Friday, March 1, 2013

Kathy, 40 yo woman 6 weeks postop from her scoliosis surgery sends me a letter this afternoon...


3/1/13
Dr. Hey,
Today was a good day.  I left your office after we met again for my six-week post-op appointment and commenced on the two-hour trek back home to Jacksonville.  My husband and I talked about what a blessing you have been to our family during the entire trip, all the while gazing up at the Carolina blue sky and just being thankful.

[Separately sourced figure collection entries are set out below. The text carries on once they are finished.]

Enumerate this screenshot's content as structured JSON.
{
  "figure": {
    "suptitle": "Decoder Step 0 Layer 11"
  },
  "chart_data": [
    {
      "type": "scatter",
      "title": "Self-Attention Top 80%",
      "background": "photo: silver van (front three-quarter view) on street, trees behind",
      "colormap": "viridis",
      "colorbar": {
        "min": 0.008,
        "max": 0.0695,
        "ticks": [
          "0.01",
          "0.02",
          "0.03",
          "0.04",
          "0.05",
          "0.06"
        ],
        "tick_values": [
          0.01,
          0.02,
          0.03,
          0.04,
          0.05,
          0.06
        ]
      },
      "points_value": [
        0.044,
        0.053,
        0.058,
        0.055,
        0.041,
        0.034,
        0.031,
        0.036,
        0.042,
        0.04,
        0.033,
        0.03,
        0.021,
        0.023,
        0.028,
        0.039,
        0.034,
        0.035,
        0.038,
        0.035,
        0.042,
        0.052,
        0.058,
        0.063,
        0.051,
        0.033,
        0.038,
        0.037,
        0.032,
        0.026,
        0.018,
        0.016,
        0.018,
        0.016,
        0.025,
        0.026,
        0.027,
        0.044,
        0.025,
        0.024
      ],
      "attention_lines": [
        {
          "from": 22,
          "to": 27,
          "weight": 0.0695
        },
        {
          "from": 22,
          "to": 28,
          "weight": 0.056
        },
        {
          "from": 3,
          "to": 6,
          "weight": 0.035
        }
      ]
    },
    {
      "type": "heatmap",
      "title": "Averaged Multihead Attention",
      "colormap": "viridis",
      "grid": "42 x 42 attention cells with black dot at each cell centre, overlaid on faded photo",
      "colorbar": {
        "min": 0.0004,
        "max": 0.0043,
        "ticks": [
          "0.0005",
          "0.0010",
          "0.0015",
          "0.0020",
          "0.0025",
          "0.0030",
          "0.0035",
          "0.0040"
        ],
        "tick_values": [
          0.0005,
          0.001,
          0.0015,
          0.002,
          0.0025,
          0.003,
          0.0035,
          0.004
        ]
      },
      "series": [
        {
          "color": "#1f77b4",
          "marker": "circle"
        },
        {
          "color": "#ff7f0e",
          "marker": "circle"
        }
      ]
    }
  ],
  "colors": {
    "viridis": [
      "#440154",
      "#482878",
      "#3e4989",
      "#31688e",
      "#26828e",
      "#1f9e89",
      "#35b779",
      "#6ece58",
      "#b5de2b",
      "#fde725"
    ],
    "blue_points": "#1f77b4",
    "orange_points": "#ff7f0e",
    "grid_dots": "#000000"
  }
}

A bit over six weeks ago, you spent four hours straightening my S-curved spine – four hours doing something another orthopedic surgeon told me would be too difficult to undertake anytime soon.  I understood from him a couple years ago that the parts of my vertebrae where the screws would be placed were too small for the typical posterior approach, that his anterior approach would be complicated and difficult.  I was advised to consider physical therapy, to take lots of vitamin D and keep my weight down, and when I couldn’t handle the pain anymore, to come back and he would do the surgery.  Quite the hopeless feeling, indeed. 
And then, we were introduced to you.  You see, God placed another former patient of yours in our path who would share his story with us and encourage us to seek you.  At my very first meeting with you, I was given something that no doctor had offered me before in respect to my scoliosis – and that was hope.  Even as an adolescent being recommended for a brace, I recall the doctors saying that it “may help” prevent the curves from progressing.  Then as an adult seeking help from chiropractors (“You’re too old for surgery”) to physical therapists (“This is a band-aid on an arterial bleed”) to finally a surgeon (“Come back when you can’t stand the pain anymore”), the hope was scarce to say the least.
From the very first meeting, you said, “We can fix this, we can get you straight!”  I remember the feeling of peace that overcame me in your office that December afternoon.  I left the facility, almost bouncing up the parking deck stairs with excitement, knowing God led me to that very location on that day to find relief from what was becoming a debilitating daily pain.
On the morning of surgery, you held our hands and offered a prayer before undertaking the task of doing something so many other people said couldn’t, or shouldn’t, be done.  To know that this brilliant and gifted surgeon is such a humble man of God has, since then, given both me and my husband an almost indescribable powerful sense of calmness and strength.  After surgery had ended, you can’t know what it meant to my husband when you talked with him personally, cheerfully sharing the “after” x-rays.  And again, a closing prayer of thanksgiving was a welcomed, necessary, and so deeply appreciated gift.
Not even a week later, when my post-operative pain took on a different characteristic that raised concern, my husband took a “shot in the dark” and called your cell phone that morning for guidance.  The most amazing thing happened – you answered!  “I’m getting ready to go into surgery, but what’s going on?” I could hear over the speaker.  Thank you, Dr. Hey, for your unprecedented level of care to all of your patients.
So here I am, wanting to let you know how thankful my family and I are to have found you.  And most importantly, I needed to put these thoughts into words to offer to you –
My daily 45-minute walk this afternoon was nothing short of a catharsis for me – one that had significant and profound meanings in multiple ways.  You see, looking back at the series of events that led me to you, I see God’s work.  But not only that, but something very amazing has also happened – this six-week period of quiet mornings and cozy afternoons has given me pause to refocus on the things that are truly important in life.  Yes, the recovery period definitely has had its share of muscle spasms, pain, sleepless nights, and medication fog, but it also offered the absence of work’s hustle-bustle, the excruciating commute, and daily missed lunch breaks.  It offered time to cuddle up with an inspirational book, time to have heart-to-heart chats with my husband (something we had missed for too long), and time to just simply be thankful that everything happens for a reason.  And you, happened, for more than one reason, Dr. Hey.
I knew that this surgery would realign my spine.  I knew that this surgery would give me more stamina to romp with my daughter in the fall leaves.  I knew that this surgery would allow me to stand for more 15 minutes at a time without having back or leg pain.  I knew that this surgery would virtually eliminate the growing ugly rib hump in my back that embarrassed me so. 
But there are also the things that I didn’t know this surgery would do for me – that have changed my life in their own momentous ways.
God bless you, your family, and your staff, Dr. Hey.  Thank you for being what I needed.  In so many ways.